Les pays producteurs
Le marché du cobalt est dominé par un acteur principal à chaque extrémité de la chaîne de valeur: la République démocratique du Congo (RDC) assure 70% de la production mondiale et la Chine couvre plus de 50% du raffinage. L’Afrique du Sud représente 37% de la production mondiale de manganèse et la Guinée 22% de la bauxite (qui sert à faire l’aluminium).
Pour le lithium, les principaux pays producteurs sont l’Australie, le Chili et l’Argentine. La Bolivie dispose des réserves inexploitées les plus importantes.
Les risques géopolitiques
«Le triangle du pétrole et du gaz – Arabie saoudite, Russie et Etats-Unis – gouverne le monde depuis quarante ans. Un monopole qui laissera peu à peu place à une bipolarisation du monde entre les Etats-Unis et la Chine, grands utilisateurs des métaux de la transition énergétique», estime Philippe Varin, auteur d’un rapport sur l’approvisionnement de l’industrie française en matière premières minérales.
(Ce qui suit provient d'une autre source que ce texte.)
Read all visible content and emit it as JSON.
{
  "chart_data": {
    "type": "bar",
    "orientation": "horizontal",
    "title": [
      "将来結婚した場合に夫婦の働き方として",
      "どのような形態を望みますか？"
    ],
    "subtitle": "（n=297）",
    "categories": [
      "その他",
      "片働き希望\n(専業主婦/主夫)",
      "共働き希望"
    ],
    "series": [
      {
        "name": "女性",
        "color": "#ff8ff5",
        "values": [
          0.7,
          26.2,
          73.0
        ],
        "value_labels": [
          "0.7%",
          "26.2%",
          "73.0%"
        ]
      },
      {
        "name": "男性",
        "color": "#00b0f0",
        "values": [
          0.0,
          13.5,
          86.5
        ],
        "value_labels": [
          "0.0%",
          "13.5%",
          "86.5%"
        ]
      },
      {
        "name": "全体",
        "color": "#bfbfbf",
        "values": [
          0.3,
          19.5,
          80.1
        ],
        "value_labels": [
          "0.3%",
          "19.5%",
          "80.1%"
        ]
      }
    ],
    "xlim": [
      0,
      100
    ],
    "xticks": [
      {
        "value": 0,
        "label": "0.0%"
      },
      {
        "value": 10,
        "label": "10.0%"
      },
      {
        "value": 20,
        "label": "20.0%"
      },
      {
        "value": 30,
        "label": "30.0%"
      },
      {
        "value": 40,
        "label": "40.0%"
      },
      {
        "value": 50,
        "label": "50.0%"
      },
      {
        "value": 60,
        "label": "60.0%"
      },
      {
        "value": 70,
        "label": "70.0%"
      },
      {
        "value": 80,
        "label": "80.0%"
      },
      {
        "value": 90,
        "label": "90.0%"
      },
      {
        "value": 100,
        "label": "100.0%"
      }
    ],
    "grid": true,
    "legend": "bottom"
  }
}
En Afrique et ailleurs, la Chine et ses entreprises ont pris «40% du contrôle des chaînes de valeur pour les métaux nécessaires à la fabrication de batterie. Ce changement de décor géopolitique sera générateur de tensions sur les métaux,» dit-il, en demandant le développement d’une «diplomatie des métaux» dans une optique «de partenariat avec des pays riches en ressources».
Les matières premières stratégiques «pourraient être l’objet d’une confrontation entre la Chine et les États-Unis dans les années à venir,» ajoute Emmanuel Hache, prospectiviste au centre de recherche IFP Energies nouvelles. «Aux prémices de tous les conflits on trouve toujours les matières premières en première ligne,» souligne le CyclOpe, guide annuel des matières premières, liant par exemple le coup d’Etat en Guinée de 2021 à l’exploitation de la bauxite.